Cabeceira/PI,  21 de setembro de 2019
 

12 de julho de 2019 Informações da Postagem: Por Apolo Araújo Imprimir Postagem

Pernambuco proíbe entrada de porcos do Piauí após peste suína clássica

O Ministério da Agricultura, Pecuária e Abastecimento confirmou um foco de Peste Suína Clássica no 1º município do Piauí diagnosticado com a doença, Lagoa do Piauí, que fica a 43 km da capital Teresina.

A Agência de Defesa e Fiscalização Agropecuária do Estado de Pernambuco (Adagro) emitiu um alerta a produtores de suíno devido a focos de peste suína clássica no Piauí. Segundo a agência, a fiscalização de trânsito de animais na divisa dos dois estados será intensificada, principalmente nas cidades de Afrânio e Marcolândia, com proibição à entrada desses animais.

Ainda no mês de abril, o Ministério da Agricultura, Pecuária e Abastecimento confirmou um foco de Peste Suína Clássica no município de Lagoa do Piauí, que fica a 43 km da capital Teresina. A doença foi confirmada em uma propriedade que tinha 13 animais, dos quais sete morreram e os demais apresentavam sintomas da doença.

Segundo a Adagro, o foco no Piauí é preocupante, pois já é o segundo estado no Nordeste a apresentar a doença. O primeiro foi o Ceará, que registrou 44 focos. Todos os animais com suspeita da doença já foram sacrificados como medida preventiva para que a doença não se espalhe.

“Pernambuco não tem registro da doença, mas fazemos divisa com o Ceará e o Piauí e é preciso ficar atento, principalmente ao comércio desses animais em feiras de gado e aos criatórios de fundo de quintal ou animais soltos na rua” alertou o Diretor de Defesa e Inspeção Animal, Fernando Góes.

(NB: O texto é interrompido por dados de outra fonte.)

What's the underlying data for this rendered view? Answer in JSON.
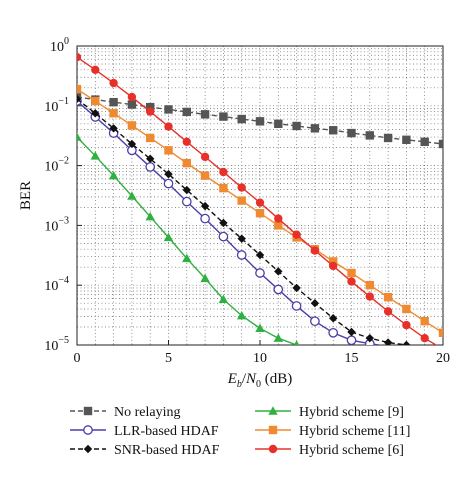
{
  "chart_data": {
    "type": "line",
    "title": "",
    "xlabel": "E_b/N_0 (dB)",
    "ylabel": "BER",
    "xlim": [
      0,
      20
    ],
    "ylim": [
      1e-05,
      1
    ],
    "yscale": "log",
    "grid": "dotted",
    "legend_position": "bottom",
    "x_ticks": [
      "0",
      "5",
      "10",
      "15",
      "20"
    ],
    "y_ticks": [
      {
        "base": "10",
        "exp": "0"
      },
      {
        "base": "10",
        "exp": "−1"
      },
      {
        "base": "10",
        "exp": "−2"
      },
      {
        "base": "10",
        "exp": "−3"
      },
      {
        "base": "10",
        "exp": "−4"
      },
      {
        "base": "10",
        "exp": "−5"
      }
    ],
    "series": [
      {
        "name": "No relaying",
        "color": "#555555",
        "marker": "square",
        "line": "dashed",
        "x": [
          0,
          1,
          2,
          3,
          4,
          5,
          6,
          7,
          8,
          9,
          10,
          11,
          12,
          13,
          14,
          15,
          16,
          17,
          18,
          19,
          20
        ],
        "y": [
          0.14,
          0.127,
          0.115,
          0.105,
          0.095,
          0.087,
          0.079,
          0.072,
          0.066,
          0.06,
          0.055,
          0.05,
          0.046,
          0.042,
          0.039,
          0.035,
          0.032,
          0.029,
          0.027,
          0.025,
          0.023
        ]
      },
      {
        "name": "LLR-based HDAF",
        "color": "#4a3fa8",
        "marker": "circle-open",
        "line": "solid",
        "x": [
          0,
          1,
          2,
          3,
          4,
          5,
          6,
          7,
          8,
          9,
          10,
          11,
          12,
          13,
          14,
          15,
          16,
          17
        ],
        "y": [
          0.12,
          0.065,
          0.035,
          0.018,
          0.0095,
          0.005,
          0.0025,
          0.0013,
          0.00065,
          0.00032,
          0.00016,
          8.5e-05,
          4.5e-05,
          2.5e-05,
          1.6e-05,
          1.2e-05,
          1.05e-05,
          9.5e-06
        ]
      },
      {
        "name": "SNR-based HDAF",
        "color": "#111111",
        "marker": "diamond",
        "line": "dashed",
        "x": [
          0,
          1,
          2,
          3,
          4,
          5,
          6,
          7,
          8,
          9,
          10,
          11,
          12,
          13,
          14,
          15,
          16,
          17,
          18
        ],
        "y": [
          0.13,
          0.075,
          0.042,
          0.023,
          0.013,
          0.0072,
          0.0039,
          0.0021,
          0.0011,
          0.0006,
          0.00032,
          0.00017,
          9e-05,
          5e-05,
          2.8e-05,
          1.65e-05,
          1.3e-05,
          1.1e-05,
          1e-05
        ]
      },
      {
        "name": "Hybrid scheme [9]",
        "color": "#2fb040",
        "marker": "triangle",
        "line": "solid",
        "x": [
          0,
          1,
          2,
          3,
          4,
          5,
          6,
          7,
          8,
          9,
          10,
          11,
          12
        ],
        "y": [
          0.03,
          0.0145,
          0.0068,
          0.0031,
          0.0014,
          0.00063,
          0.00028,
          0.00013,
          5.8e-05,
          3.1e-05,
          1.9e-05,
          1.3e-05,
          1e-05
        ]
      },
      {
        "name": "Hybrid scheme [11]",
        "color": "#f08a30",
        "marker": "square",
        "line": "solid",
        "x": [
          0,
          1,
          2,
          3,
          4,
          5,
          6,
          7,
          8,
          9,
          10,
          11,
          12,
          13,
          14,
          15,
          16,
          17,
          18,
          19,
          20
        ],
        "y": [
          0.19,
          0.12,
          0.075,
          0.047,
          0.029,
          0.018,
          0.011,
          0.0068,
          0.0042,
          0.0026,
          0.0016,
          0.001,
          0.00063,
          0.0004,
          0.00025,
          0.00016,
          0.0001,
          6.3e-05,
          4e-05,
          2.5e-05,
          1.6e-05
        ]
      },
      {
        "name": "Hybrid scheme [6]",
        "color": "#e8302a",
        "marker": "circle",
        "line": "solid",
        "x": [
          0,
          1,
          2,
          3,
          4,
          5,
          6,
          7,
          8,
          9,
          10,
          11,
          12,
          13,
          14,
          15,
          16,
          17,
          18,
          19,
          20
        ],
        "y": [
          0.65,
          0.4,
          0.24,
          0.14,
          0.08,
          0.045,
          0.025,
          0.014,
          0.0078,
          0.0043,
          0.0024,
          0.0013,
          0.0007,
          0.00038,
          0.00021,
          0.000115,
          6.45e-05,
          3.65e-05,
          2.15e-05,
          1.3e-05,
          8.5e-06
        ]
      }
    ]
  }
}
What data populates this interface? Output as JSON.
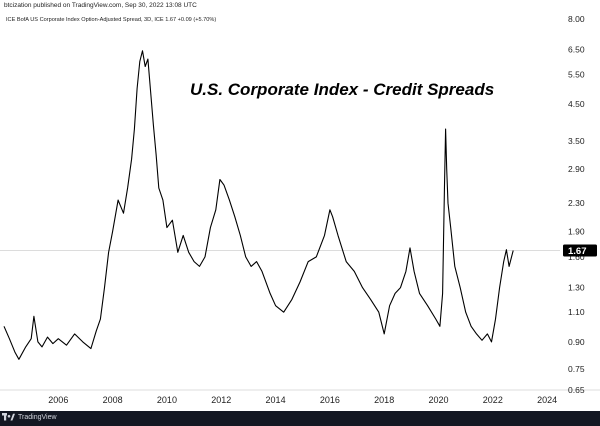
{
  "header": {
    "published_text": "btcization published on TradingView.com, Sep 30, 2022 13:08 UTC"
  },
  "footer": {
    "logo_text": "TradingView"
  },
  "colors": {
    "line": "#000000",
    "price_line": "#c8c8c8",
    "last_value_bg": "#000000",
    "page_bg": "#ffffff",
    "bottom_bar_bg": "#131722"
  },
  "chart_data": {
    "type": "line",
    "series_title": "ICE BofA US Corporate Index Option-Adjusted Spread, 3D, ICE  1.67  +0.09 (+5.70%)",
    "title": "U.S. Corporate Index - Credit Spreads",
    "xlabel": "",
    "ylabel": "",
    "y_scale": "log",
    "ylim": [
      0.65,
      8.0
    ],
    "xlim": [
      2004.0,
      2024.4
    ],
    "y_ticks": [
      "8.00",
      "6.50",
      "5.50",
      "4.50",
      "3.50",
      "2.90",
      "2.30",
      "1.90",
      "1.60",
      "1.30",
      "1.10",
      "0.90",
      "0.75",
      "0.65"
    ],
    "x_ticks": [
      "2006",
      "2008",
      "2010",
      "2012",
      "2014",
      "2016",
      "2018",
      "2020",
      "2022",
      "2024"
    ],
    "last_value": "1.67",
    "grid": false,
    "legend": "none",
    "series": [
      {
        "x": [
          2004.0,
          2004.2,
          2004.4,
          2004.55,
          2004.8,
          2005.0,
          2005.1,
          2005.25,
          2005.4,
          2005.6,
          2005.8,
          2006.0,
          2006.3,
          2006.6,
          2006.9,
          2007.2,
          2007.4,
          2007.55,
          2007.7,
          2007.85,
          2008.0,
          2008.2,
          2008.4,
          2008.55,
          2008.7,
          2008.8,
          2008.9,
          2009.0,
          2009.1,
          2009.2,
          2009.3,
          2009.4,
          2009.5,
          2009.6,
          2009.7,
          2009.85,
          2010.0,
          2010.2,
          2010.4,
          2010.6,
          2010.8,
          2011.0,
          2011.2,
          2011.4,
          2011.6,
          2011.8,
          2011.95,
          2012.1,
          2012.3,
          2012.5,
          2012.7,
          2012.9,
          2013.1,
          2013.3,
          2013.5,
          2013.8,
          2014.0,
          2014.3,
          2014.6,
          2014.9,
          2015.2,
          2015.5,
          2015.8,
          2016.0,
          2016.1,
          2016.3,
          2016.6,
          2016.9,
          2017.2,
          2017.5,
          2017.8,
          2018.0,
          2018.2,
          2018.4,
          2018.6,
          2018.8,
          2018.95,
          2019.1,
          2019.3,
          2019.6,
          2019.9,
          2020.05,
          2020.15,
          2020.22,
          2020.26,
          2020.3,
          2020.35,
          2020.45,
          2020.6,
          2020.8,
          2021.0,
          2021.2,
          2021.4,
          2021.6,
          2021.8,
          2021.95,
          2022.1,
          2022.25,
          2022.4,
          2022.5,
          2022.6,
          2022.75
        ],
        "y": [
          1.0,
          0.92,
          0.84,
          0.8,
          0.87,
          0.92,
          1.07,
          0.9,
          0.87,
          0.93,
          0.89,
          0.92,
          0.88,
          0.95,
          0.9,
          0.86,
          0.97,
          1.05,
          1.3,
          1.65,
          1.9,
          2.35,
          2.15,
          2.55,
          3.1,
          3.8,
          5.0,
          6.0,
          6.45,
          5.8,
          6.1,
          4.9,
          3.9,
          3.2,
          2.55,
          2.35,
          1.95,
          2.05,
          1.65,
          1.85,
          1.65,
          1.55,
          1.5,
          1.6,
          1.95,
          2.2,
          2.7,
          2.6,
          2.35,
          2.1,
          1.85,
          1.6,
          1.5,
          1.55,
          1.45,
          1.25,
          1.15,
          1.1,
          1.2,
          1.35,
          1.55,
          1.6,
          1.85,
          2.2,
          2.1,
          1.85,
          1.55,
          1.45,
          1.3,
          1.2,
          1.1,
          0.95,
          1.15,
          1.25,
          1.3,
          1.45,
          1.7,
          1.45,
          1.25,
          1.15,
          1.05,
          1.0,
          1.25,
          2.6,
          3.8,
          2.9,
          2.3,
          1.95,
          1.5,
          1.3,
          1.1,
          1.0,
          0.95,
          0.91,
          0.95,
          0.9,
          1.05,
          1.3,
          1.55,
          1.68,
          1.5,
          1.67
        ],
        "stroke_width_hint": "thin"
      }
    ]
  }
}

A proibição do trânsito com os dois estados será mantida por tempo indeterminado. Pernambuco não recebe porcos do Ceará desde outubro do último ano.

A peste suína clássica é uma doença viral contagiosa, com mortalidade elevada, que afeta suínos domésticos e selvagens. Não oferece riscos à saúde humana e nem afeta outras espécies. Os principais sintomas da doença são: lesões hemorrágicas (manchas avermelhadas) na pele e extremidades (membros, orelhas, focinho e cauda), febre alta, constipação intestinal seguida de diarreia, vômito, sinais nervosos (tremores nas patas), conjuntivite, problemas reprodutivos (aborto, natimorto e repetição de cio), falta de apetite e fraqueza.

O produtor pernambucano deve ficar atento e qualquer suspeita deve ser comunicada na Adagro mais próxima. Pernambuco tem mais de 730 mil suínos cadastrados.